As Dr. Kramer described his idea to me, I was reminded of a story I did last year on natural ways to stave off age-related memory loss, in which Dharma Singh Khalsa, MD, an associate fellow of the University of Pennsylvania Medical School and author of Brain Longevity, told us that the simultaneous combination of mental and physical activity is especially powerful. This is because it increases blood flow, activates neurosystems and increases glucose and oxygen, building up what he calls the “cognitive reserve,” which he likens to a “savings account for your brain.”

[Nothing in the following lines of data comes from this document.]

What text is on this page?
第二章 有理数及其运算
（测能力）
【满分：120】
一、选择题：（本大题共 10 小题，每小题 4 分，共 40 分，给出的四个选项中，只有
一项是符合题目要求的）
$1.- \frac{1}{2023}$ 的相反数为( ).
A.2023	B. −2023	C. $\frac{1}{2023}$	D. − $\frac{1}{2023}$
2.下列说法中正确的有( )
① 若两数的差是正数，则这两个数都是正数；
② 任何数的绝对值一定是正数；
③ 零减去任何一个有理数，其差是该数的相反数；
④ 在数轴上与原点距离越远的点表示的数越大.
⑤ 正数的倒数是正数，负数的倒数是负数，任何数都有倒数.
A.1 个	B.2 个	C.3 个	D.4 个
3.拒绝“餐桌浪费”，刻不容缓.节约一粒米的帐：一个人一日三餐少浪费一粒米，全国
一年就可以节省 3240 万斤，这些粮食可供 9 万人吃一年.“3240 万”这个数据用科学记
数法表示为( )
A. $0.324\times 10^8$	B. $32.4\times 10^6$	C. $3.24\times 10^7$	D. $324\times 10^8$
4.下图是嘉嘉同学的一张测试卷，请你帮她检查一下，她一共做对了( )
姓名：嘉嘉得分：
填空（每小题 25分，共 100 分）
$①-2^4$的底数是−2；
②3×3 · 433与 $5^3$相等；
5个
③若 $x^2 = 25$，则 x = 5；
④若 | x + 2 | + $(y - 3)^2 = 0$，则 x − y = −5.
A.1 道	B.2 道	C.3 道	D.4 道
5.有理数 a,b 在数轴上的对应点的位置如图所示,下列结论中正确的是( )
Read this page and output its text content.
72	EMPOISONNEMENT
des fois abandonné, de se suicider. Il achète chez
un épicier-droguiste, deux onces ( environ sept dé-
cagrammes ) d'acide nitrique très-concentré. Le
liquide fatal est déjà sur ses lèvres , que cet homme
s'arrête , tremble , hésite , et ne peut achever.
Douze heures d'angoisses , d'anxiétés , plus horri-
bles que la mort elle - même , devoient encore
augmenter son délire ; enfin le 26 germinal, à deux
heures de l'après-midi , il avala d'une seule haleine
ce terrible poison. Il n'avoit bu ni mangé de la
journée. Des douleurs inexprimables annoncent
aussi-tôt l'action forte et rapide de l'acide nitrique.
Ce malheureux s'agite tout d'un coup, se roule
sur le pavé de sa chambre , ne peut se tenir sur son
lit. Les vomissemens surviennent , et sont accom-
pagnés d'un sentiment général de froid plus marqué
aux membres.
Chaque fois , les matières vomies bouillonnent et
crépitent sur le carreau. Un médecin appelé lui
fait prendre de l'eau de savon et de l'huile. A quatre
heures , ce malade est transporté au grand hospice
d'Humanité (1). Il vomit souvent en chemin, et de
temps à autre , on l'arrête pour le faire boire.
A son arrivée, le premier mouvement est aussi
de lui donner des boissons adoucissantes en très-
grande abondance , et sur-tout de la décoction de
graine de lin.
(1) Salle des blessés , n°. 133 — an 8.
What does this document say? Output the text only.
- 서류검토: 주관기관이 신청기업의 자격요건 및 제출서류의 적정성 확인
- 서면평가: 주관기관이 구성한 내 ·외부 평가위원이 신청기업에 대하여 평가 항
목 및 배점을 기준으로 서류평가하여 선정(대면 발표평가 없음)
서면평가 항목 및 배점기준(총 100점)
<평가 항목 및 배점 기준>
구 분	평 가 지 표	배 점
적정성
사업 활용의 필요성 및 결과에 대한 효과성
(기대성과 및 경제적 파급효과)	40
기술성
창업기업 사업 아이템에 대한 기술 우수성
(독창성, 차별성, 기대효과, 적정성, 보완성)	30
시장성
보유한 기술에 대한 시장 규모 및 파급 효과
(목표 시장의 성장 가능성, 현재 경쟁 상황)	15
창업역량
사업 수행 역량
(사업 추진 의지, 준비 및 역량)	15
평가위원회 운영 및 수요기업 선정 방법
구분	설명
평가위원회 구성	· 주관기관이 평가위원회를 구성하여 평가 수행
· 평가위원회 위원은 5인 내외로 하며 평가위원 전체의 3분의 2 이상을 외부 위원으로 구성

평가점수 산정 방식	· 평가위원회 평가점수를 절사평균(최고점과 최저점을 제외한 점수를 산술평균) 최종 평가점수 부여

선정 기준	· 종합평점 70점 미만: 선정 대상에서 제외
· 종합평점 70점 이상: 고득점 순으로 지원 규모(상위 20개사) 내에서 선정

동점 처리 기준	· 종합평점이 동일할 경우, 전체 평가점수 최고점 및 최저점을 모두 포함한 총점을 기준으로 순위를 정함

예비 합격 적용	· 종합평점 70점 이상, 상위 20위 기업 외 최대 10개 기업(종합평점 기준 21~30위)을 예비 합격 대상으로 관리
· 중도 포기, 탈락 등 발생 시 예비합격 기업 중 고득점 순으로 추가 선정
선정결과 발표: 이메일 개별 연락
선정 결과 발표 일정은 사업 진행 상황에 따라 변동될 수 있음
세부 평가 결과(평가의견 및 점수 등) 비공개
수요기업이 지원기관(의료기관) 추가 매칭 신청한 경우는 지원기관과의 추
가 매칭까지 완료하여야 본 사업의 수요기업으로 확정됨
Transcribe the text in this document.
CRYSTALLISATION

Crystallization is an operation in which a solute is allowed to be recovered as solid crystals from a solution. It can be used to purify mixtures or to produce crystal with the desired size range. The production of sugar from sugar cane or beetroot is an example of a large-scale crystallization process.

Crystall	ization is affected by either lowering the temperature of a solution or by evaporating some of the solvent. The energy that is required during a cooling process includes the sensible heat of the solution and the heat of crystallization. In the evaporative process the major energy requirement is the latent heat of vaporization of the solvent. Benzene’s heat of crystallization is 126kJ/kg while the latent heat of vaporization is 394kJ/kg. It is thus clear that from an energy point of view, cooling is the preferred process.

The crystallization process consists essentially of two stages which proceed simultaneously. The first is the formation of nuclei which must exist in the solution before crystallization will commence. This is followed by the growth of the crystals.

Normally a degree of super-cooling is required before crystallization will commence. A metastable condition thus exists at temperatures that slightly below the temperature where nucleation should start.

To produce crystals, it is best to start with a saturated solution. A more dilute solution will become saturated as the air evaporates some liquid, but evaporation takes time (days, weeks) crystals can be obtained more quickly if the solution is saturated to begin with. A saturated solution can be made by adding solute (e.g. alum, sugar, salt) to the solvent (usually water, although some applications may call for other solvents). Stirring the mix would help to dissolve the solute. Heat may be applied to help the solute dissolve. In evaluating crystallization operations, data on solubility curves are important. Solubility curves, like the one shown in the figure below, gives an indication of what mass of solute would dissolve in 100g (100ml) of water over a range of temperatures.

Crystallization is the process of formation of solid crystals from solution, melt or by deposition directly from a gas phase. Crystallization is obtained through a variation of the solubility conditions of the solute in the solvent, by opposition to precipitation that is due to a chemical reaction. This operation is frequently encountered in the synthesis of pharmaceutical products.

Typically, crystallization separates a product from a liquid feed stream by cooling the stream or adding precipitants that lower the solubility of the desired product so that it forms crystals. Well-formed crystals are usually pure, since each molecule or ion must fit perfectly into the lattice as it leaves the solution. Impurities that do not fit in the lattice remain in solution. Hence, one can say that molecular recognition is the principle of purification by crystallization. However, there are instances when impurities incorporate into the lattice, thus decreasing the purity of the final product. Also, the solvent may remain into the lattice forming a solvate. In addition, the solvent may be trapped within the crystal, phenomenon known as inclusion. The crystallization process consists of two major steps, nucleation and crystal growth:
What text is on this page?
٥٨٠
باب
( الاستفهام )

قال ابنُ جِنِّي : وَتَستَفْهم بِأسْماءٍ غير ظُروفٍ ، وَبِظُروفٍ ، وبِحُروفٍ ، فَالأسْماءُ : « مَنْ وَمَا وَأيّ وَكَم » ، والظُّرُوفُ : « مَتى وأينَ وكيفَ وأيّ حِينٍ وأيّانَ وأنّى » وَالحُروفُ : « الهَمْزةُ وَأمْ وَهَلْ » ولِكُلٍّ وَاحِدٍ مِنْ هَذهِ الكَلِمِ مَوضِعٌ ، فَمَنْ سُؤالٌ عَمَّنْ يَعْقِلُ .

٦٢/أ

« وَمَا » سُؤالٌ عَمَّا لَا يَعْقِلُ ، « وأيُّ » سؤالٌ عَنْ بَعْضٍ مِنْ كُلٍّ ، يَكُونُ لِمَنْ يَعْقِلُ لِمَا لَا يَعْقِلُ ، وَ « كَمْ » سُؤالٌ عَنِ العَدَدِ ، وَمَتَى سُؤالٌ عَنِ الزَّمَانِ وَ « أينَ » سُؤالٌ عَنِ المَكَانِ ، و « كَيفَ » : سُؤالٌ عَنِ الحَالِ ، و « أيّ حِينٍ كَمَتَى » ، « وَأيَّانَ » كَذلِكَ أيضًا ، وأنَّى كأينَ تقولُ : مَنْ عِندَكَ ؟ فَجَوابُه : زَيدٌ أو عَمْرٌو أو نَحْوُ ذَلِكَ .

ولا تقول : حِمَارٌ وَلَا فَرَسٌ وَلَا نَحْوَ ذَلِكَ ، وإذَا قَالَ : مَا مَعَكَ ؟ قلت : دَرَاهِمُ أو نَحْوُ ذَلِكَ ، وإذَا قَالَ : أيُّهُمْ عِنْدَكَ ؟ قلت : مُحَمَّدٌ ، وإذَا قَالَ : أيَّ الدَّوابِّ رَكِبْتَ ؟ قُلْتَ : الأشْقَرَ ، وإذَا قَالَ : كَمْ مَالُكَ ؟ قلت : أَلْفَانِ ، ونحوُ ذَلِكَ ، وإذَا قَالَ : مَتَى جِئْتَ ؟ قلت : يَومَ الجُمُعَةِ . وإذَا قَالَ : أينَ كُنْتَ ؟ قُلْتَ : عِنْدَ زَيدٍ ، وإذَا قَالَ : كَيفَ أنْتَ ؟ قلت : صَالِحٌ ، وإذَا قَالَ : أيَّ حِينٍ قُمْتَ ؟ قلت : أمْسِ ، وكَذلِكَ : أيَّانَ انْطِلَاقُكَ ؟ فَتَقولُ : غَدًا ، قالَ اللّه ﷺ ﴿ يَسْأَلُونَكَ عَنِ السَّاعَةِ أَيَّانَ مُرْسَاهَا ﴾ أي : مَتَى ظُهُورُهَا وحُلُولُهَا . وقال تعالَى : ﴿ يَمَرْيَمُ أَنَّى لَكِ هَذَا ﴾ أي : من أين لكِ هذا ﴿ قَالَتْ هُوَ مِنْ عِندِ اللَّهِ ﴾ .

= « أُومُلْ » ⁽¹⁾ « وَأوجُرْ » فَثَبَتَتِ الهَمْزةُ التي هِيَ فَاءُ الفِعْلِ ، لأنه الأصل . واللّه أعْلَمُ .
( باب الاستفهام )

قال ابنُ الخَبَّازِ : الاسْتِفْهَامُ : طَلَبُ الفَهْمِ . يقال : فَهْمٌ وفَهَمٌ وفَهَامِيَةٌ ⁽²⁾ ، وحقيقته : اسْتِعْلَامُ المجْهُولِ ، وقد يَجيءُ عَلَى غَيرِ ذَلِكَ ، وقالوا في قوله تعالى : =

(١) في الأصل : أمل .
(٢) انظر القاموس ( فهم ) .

As such, a walking book club has potential to be the total brain health mix — people return to meetings again and again, using their intellectual skills to argue and discuss, and by adding walking to the talking, voilá, the complete package. Dr. Kramer admits he came up with this concept off the top of his head, but his motivation has a sense of urgency. “As we age, it’s vital to find activities that fulfill the three functions of exercise, cognitive stimulation and social interaction — and do them often,” he said. The physical effort would require a relatively brisk pace to be effective, but Dr. Kramer cheerfully observes that being distracted often helps people move faster. The only caveat, he adds, is to avoid walking in areas with traffic just to be sure that book chatter doesn’t distract from danger.